Internazionale

A Rojava via i marines, arrivano i russi

A Rojava via i marines, arrivano i russiSoldati turchi fanno il simbolo dei lupi grigi, gruppo nazionalista di destra mentre attraversano il villaggio di Qirata, alla periferia di Manbij – Afp

E così Siria Le truppe americane si sono ritirate ieri, avanzano quelle di Damasco che entrano a Manbji. La città pattugliata dall'esercito di Mosca, sempre più decisivo nell'area. Si moltiplicano gli sfollati, si assottiglia la presenza di organizzazioni internazionali

Pubblicato circa 5 anni faEdizione del 16 ottobre 2019

Alla fine le truppe statunitensi hanno lasciato il nord della Siria: dopo giorni di tira e molla, ieri mattina fonti militari delle Forze democratiche siriane (Sdf) davano i marines fuori sia da Manbij che da Kobane. Poche ore dopo la coalizione a guida americana ha confermato: siamo fuori.

Al loro posto, a Manbij (la città che nell’agosto 2016 fu liberata dalle neonate Sdf, simbolo della ricchezza etnica e confessionale della Siria) sono entrate le truppe governative di Damasco che hanno assunto il controllo della base aerea di Tabqa, di due impianti idroelettrici e degli strategici ponti sull’Eufrate, bloccando di fatto il passaggio da ovest dei miliziani islamisti opposizione a Damasco e alleati di Ankara.

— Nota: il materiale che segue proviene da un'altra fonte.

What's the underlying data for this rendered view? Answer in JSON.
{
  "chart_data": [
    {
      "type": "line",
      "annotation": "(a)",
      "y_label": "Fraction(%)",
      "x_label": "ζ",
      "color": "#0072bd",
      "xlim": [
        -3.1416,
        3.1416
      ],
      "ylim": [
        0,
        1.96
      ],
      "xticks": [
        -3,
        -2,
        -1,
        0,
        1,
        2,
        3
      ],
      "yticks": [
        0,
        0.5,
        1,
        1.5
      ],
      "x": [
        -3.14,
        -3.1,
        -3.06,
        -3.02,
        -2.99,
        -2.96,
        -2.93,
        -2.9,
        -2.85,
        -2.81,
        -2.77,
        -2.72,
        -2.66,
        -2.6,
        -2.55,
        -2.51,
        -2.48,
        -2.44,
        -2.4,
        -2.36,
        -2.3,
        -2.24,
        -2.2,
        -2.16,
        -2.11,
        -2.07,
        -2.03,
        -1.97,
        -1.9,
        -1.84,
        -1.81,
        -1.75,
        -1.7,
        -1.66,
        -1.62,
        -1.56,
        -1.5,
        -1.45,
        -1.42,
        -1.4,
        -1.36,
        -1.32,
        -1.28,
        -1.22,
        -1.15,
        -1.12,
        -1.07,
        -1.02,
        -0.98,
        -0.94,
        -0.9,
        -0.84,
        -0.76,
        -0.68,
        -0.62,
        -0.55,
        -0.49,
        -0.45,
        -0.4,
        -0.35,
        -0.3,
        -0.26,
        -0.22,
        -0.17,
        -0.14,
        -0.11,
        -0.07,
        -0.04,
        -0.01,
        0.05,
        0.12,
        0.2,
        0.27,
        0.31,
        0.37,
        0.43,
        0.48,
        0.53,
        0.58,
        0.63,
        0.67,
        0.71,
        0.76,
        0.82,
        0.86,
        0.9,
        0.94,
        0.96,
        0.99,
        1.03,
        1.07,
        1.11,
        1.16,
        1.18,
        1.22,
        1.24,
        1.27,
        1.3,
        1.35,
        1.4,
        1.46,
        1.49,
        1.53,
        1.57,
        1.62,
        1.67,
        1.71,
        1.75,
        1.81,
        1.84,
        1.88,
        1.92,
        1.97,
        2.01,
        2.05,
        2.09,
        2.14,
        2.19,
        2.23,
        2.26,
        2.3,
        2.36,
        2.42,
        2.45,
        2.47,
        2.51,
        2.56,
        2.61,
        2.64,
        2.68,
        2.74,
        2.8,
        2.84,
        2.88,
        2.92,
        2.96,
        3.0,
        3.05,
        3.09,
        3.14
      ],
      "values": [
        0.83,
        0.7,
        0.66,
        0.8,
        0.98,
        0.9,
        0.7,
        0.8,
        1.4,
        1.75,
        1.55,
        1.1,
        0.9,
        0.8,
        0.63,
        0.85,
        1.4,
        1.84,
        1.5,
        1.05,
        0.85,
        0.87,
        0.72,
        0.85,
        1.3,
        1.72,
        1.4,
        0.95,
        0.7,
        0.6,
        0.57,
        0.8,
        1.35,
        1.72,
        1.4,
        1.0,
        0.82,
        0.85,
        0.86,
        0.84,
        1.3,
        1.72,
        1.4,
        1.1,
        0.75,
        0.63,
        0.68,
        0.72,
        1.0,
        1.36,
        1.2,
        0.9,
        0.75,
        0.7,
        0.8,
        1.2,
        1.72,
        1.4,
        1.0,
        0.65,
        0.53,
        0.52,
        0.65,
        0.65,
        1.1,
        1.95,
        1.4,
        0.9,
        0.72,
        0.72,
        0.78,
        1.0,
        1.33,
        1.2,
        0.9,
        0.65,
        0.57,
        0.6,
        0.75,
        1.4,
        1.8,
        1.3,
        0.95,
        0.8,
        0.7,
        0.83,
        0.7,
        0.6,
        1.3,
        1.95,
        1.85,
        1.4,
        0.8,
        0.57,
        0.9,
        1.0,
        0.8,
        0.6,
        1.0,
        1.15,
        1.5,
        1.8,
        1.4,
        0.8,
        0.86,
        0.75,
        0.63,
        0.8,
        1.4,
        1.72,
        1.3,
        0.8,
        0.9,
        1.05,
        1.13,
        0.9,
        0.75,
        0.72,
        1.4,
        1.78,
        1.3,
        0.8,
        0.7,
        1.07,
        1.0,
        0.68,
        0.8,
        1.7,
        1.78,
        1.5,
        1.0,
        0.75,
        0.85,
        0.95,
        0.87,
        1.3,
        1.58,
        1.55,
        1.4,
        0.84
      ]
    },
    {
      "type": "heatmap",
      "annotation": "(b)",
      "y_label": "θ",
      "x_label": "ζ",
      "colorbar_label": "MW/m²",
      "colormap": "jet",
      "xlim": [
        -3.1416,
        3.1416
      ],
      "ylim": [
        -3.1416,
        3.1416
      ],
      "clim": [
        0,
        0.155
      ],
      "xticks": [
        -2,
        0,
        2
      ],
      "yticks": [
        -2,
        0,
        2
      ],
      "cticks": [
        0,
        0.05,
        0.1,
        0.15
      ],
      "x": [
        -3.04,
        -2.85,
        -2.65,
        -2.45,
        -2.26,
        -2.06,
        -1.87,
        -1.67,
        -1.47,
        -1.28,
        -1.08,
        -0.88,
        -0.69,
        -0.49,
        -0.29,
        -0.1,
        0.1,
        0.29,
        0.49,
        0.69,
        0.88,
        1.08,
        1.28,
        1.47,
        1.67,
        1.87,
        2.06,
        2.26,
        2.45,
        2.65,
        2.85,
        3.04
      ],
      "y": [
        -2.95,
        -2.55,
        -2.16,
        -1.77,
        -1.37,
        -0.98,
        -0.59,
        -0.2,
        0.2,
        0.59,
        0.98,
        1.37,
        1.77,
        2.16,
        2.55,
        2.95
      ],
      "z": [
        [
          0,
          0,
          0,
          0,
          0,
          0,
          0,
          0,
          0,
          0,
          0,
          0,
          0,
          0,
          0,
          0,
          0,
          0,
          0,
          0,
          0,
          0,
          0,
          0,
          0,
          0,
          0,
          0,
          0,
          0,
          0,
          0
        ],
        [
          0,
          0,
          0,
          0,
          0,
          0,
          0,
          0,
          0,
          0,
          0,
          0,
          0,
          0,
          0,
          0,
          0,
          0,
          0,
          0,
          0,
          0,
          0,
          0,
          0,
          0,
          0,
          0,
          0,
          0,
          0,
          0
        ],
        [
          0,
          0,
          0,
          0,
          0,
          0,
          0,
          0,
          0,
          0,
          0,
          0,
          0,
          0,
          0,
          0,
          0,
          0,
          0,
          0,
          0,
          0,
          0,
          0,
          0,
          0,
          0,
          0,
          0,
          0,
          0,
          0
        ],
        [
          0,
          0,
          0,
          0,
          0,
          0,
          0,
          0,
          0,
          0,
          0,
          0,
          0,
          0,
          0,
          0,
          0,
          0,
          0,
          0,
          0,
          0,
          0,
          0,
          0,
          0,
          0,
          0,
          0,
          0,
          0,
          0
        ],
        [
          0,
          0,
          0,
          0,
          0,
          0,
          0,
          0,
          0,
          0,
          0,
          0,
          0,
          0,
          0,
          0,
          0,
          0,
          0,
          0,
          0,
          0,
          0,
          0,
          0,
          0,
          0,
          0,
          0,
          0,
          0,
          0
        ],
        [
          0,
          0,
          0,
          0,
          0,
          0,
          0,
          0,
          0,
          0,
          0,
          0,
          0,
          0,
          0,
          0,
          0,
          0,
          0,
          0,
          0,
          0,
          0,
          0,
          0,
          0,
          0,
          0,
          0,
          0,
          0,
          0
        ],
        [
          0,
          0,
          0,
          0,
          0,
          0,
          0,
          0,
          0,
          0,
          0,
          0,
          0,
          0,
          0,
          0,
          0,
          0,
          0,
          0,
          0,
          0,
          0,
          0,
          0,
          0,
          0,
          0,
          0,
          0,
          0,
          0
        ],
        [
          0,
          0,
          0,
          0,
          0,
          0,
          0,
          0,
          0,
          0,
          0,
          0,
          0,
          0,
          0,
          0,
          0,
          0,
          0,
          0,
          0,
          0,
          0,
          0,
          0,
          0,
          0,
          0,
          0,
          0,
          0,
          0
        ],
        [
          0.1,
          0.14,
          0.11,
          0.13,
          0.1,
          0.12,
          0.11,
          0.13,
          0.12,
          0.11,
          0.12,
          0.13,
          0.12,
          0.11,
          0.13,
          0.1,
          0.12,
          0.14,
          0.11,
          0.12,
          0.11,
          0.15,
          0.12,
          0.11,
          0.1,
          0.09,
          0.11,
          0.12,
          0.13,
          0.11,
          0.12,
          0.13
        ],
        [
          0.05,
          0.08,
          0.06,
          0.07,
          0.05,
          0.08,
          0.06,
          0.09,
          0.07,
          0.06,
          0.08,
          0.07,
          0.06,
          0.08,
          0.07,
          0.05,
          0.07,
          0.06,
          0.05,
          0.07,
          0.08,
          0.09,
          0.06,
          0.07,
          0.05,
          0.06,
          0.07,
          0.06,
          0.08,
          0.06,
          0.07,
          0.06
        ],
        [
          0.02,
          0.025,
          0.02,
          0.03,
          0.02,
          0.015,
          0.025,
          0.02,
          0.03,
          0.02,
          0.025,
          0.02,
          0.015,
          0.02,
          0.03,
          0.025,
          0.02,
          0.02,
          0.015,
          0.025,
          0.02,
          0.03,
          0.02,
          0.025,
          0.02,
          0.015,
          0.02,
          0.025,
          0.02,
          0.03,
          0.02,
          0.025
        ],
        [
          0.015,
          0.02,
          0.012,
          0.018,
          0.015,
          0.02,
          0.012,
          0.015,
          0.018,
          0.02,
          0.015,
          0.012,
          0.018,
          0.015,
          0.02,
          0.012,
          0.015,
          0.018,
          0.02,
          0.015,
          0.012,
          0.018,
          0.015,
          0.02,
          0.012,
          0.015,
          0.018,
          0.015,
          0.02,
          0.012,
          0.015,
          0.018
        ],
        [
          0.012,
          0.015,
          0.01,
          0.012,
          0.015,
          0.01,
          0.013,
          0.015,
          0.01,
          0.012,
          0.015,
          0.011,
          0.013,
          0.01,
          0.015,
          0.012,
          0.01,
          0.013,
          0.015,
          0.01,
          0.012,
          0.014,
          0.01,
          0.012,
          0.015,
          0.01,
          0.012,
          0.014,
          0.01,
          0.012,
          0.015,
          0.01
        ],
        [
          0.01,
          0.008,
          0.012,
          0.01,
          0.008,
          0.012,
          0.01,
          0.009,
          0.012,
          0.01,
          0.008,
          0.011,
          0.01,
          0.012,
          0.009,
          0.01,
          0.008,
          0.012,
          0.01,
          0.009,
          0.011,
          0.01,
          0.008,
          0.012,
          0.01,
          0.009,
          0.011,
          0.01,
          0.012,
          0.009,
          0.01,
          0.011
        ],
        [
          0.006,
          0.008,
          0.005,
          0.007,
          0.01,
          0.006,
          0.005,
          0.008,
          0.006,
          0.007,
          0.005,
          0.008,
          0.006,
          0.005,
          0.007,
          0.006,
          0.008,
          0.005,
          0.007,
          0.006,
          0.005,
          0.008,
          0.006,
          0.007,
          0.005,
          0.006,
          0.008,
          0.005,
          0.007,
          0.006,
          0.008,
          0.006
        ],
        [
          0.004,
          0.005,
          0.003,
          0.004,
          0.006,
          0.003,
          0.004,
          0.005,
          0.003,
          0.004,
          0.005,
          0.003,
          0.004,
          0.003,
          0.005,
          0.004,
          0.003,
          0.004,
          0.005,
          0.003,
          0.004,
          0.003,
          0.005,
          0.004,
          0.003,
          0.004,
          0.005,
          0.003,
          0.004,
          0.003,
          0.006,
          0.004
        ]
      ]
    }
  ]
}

Non solo: a pattugliare le periferie di Manbij c’è l’esercito russo. Stivali moscoviti sul campo, segno della crescente superiorità russa nella regione. Sono chiamati a impedire – spiega il Cremlino – uno scontro diretto tra turchi e siriani e, dunque, il collasso del delicato equilibrio mediato da Mosca in questi anni di interventismo militare e diplomatico. Ma l’equilibrio è prima o poi destinato a implodere: l’occupazione di Rojava è l’ultima occasione per il presidente turco Erdogan, o vince o vede sfumare i sogni di gloria ottomana.

Per questo punta su Kobane, il simbolo della lotta curda allo Stato Islamico e del sistema politico di convivenza di Rojava, ai poli estremi del conservatorismo religioso e della concentrazione di potere economico di cui è espressione il partito di Erdogan, l’Akp.

Qui, a Kobane, il governo non è ancora entrato, lasciando in sospeso il destino della città. A differenza di Manbij, dove la presenza governativa ha dissuaso le milizie islamiste siriane filo-turche dall’assalto, e di Ras al-Ain (Sere Kaniye), dove ieri sono state le forze curde a respingere l’offensiva turco-islamista dopo una notte di duri combattimenti.

Con gli scontri e le bombe dal cielo, si moltiplicano gli sfollati. Almeno 275mila, questi i dati forniti ieri dalla Federazione autonoma del Nord. Aumentano anche i civili uccisi, almeno 160 dal 9 ottobre.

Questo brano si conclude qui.